Jesus permaneceu fiel à beleza do Evangelho do Abba até o fim. Não cedeu nem diante das ameaças e perseguições dos poderosos nem diante da iminência da cruz. Deu a sua vida, pois, confiou na presença amorosa do Abba e na força e na luz da Divina Ruah. Ao ser ressuscitado pelo Abba, pela força do Espírito Santo, a Igreja de discípulos e discípulas encontra, na memória da vida de Jesus, o seu Caminho a seguir.

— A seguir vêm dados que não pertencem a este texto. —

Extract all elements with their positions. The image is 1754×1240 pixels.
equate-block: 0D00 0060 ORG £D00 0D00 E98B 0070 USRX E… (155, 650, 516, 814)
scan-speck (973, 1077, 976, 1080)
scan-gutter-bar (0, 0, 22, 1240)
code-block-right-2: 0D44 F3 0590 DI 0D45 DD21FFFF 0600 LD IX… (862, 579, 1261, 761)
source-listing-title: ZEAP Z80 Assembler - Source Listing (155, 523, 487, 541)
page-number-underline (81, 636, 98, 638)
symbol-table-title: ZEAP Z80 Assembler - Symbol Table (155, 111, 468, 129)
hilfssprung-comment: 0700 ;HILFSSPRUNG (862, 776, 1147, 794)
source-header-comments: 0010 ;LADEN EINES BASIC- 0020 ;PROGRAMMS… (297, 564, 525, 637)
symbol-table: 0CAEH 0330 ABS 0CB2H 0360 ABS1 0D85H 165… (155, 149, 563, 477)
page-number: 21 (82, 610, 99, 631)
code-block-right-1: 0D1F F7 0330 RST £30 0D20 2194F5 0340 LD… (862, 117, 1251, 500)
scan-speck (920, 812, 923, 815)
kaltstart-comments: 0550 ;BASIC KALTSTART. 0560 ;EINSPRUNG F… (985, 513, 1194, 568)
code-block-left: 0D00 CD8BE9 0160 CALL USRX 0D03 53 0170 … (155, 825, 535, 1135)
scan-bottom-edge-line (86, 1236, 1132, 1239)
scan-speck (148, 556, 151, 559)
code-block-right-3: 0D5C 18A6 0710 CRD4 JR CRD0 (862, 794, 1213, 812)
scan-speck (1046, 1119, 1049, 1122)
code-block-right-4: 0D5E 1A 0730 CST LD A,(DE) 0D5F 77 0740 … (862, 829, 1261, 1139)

E nós, neste contexto de kairós, de chamado a conversão sinodal, nós que hoje somos a Igreja de Jesus Cristo – leigas e leigos, religiosas e religiosos, diáconos, presbíteros, bispos… – somos chamados a confiar na força criativa do Espírito Santo. Como Jesus e com Jesus, permanecermos fieis ao Evangelho e nos entregaremos confiantes nas mãos do Abba querido. Estamos a poucos dias de uma etapa importante do Sínodo sobre a sinodalidade na Igreja, depois de um longo processo de escuta. Somos interpelados pela busca sincera de comunhão na beleza da diversidade que compõe a mesa da irmandade, pela missão coletiva de anunciar-testemunhar o Evangelho do Amor e da Justiça e pela busca de participação de todas as batizadas e batizados, de uma forma corresponsável, na vida cristã, no amar-cuidar-servir na Igreja, na sociedade e na Casa comum.

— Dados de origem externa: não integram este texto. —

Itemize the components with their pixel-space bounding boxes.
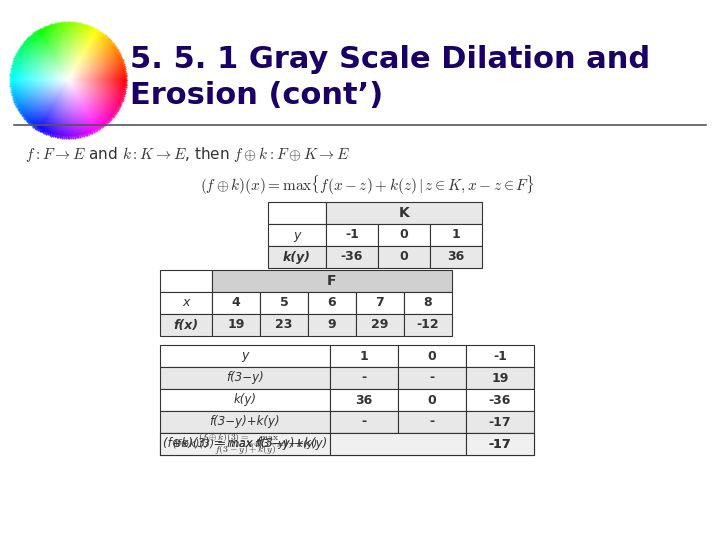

Para avançarmos na concretização da sinodalidade na vida da Igreja importa assumirmos juntos, neste tempo de profecia e chamado à conversão a Deus e ao projeto do Reino, a coragem de romper com esquemas patriarcais e estruturas clericais que impedem a emergência da Igreja toda ministerial, Igreja de Igrejas locais, Igrejas em rede de pequenas comunidades de fé e partilha da vida, Igrejas de comunidades irmanadas pelo cultivo da centralidade da Palavra de Deus e pelo desafio de encarnar, desde os mais pobres e sofredores, em todas as periferias, o Evangelho da vida plena para todos, de mãos dadas na memória perigosa de Jesus e no combate diário a todas as formas de opressão e exclusão, no complexo contexto urbano e internético atual. Mas estamos conscientes dos desafios e urgências que temos pela frente? Que o medo do novo não nos paralise na busca da dupla fidelidade.
*Edward Guimarães é leigo, doutor em Ciências da Religião e mestre em Teologia da Práxis Cristã.